The moment they started absorbing laser beams in the exact same way the Dalekanium shell is supposed to I thought "god damn it," to be honest. I think the episode took some really positive steps in other ways - I think the hammer horror sort of thing about them removing heads and arms and legs, and one part of a Cyberman being as potentially deadly as the full thing (also explored in The Pandorica Opens when Amy discovers that lone Cyberman head) is actually a really good fit for what the Cybermen are thematically... but the whole thing of making them mega powerful just falls flat for me.

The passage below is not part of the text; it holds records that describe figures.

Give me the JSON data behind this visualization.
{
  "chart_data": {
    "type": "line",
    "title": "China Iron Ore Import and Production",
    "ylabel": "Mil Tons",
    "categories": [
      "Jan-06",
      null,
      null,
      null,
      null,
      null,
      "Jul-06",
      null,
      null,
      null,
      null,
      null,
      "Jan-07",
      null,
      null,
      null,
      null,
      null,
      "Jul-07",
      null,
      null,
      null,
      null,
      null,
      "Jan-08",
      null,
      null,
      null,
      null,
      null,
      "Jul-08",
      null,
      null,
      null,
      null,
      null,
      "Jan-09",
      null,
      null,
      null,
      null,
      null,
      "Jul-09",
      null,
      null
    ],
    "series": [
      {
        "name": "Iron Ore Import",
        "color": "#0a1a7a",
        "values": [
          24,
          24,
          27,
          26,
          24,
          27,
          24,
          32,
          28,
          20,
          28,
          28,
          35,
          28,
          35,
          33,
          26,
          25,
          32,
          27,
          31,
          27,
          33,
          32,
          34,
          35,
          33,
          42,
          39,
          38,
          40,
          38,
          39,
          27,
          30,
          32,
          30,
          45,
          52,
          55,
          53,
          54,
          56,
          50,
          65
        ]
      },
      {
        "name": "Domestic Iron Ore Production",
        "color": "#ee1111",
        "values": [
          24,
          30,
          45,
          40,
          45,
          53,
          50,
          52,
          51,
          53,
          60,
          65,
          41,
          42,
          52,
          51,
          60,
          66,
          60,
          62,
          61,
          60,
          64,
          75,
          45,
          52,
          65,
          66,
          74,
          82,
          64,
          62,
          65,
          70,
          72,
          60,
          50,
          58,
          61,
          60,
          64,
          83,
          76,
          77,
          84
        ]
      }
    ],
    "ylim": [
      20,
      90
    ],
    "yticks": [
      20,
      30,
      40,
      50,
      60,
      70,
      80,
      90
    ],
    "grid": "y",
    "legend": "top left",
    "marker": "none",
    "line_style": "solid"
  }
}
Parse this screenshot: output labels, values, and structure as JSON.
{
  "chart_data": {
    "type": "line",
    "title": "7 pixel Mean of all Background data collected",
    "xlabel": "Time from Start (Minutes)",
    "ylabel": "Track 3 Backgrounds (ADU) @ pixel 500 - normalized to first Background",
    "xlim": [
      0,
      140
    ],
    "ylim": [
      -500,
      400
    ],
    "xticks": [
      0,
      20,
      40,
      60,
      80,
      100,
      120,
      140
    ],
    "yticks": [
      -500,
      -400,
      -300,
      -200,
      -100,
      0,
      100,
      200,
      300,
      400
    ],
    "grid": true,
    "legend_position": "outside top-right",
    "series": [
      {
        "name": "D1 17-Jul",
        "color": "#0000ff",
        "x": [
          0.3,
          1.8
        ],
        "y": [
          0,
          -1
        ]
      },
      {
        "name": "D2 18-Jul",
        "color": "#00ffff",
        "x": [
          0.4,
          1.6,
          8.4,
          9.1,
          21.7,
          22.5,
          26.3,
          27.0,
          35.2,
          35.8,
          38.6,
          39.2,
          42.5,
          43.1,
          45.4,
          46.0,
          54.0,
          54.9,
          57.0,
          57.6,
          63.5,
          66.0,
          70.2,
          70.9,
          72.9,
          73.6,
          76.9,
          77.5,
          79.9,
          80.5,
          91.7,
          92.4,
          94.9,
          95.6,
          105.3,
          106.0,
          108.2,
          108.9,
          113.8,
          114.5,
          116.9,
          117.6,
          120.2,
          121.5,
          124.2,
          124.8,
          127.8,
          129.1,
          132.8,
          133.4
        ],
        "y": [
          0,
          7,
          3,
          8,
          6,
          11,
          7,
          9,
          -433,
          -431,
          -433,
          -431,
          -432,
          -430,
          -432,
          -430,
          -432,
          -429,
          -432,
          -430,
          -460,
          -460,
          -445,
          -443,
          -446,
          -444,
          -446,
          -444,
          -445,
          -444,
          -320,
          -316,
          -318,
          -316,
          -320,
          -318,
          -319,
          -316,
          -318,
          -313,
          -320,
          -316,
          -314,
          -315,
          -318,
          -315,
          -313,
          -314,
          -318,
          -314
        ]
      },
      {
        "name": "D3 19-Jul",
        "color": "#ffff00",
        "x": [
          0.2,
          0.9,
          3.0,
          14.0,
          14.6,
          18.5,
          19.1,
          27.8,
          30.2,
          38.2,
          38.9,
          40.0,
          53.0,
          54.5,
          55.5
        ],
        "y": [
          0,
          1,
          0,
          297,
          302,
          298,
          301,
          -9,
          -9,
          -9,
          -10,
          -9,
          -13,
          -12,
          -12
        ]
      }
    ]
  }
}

The funny thing is Nightmare in Silver has some dialogue which suggests the opposite - when they're talking about how they're impossible to fight a war against, because every soldier they down, they cannibalize and use to repair themselves - that's great for the Cybermen. That fits. The 'upgrade in progress...' thing, making them invincible to anything in short order, isn't so hot. I wonder, if Doomsday happened again, would four or five Cybermen fall and then would the others all become immune to Dalek guns as Daleks are to Cybermen guns, leading to a stalemate? Ahaha.
In Britain, fifty-something years of British culture just dictates that the Daleks, in particular, are scary. It's just... assimilated. I was born the year that Doctor Who was taken off the air, but I distinctly remember knowing what a Dalek was, despite never seeing the show, growing up. My earliest memory of Daleks in a televisual sense was actually a KitKat ad campaign, where they had the tagline "Have a break, have a KitKat," and the punch line was that the Daleks have a break, and so are rolling around shouting "PEACE AND LOVE" and waving peace flags. Somehow, despite never seeing a Dalek in a dramatic context, I knew what they were, I knew that they screamed Exterminate, and I got the joke.
Anyway... I think they're actually in reality scary for different reasons. The Daleks are meant to be the ultimate expression of that which is different to us. They're the nazis, no doubt, created by a man with memories of the war fresh in mind. They're evil incarnate, and impossibly, terrifyingly powerful.
The Cybermen are really meant to be us. They're meant to be what we can become if we become so desperate, or so greedy, that we throw humanity away. In the classic series, at least, they were also always a bit desperate, struggling, always at the end of their rope. Weirdly, that trait passed to the Daleks for a few years in New Who, as it was constantly the last Dalek(s) in existence struggling to re-establish themselves and scores and scores of Cybermen. Lately, the two have just shifted to occupy this very similar space, and it's a shame.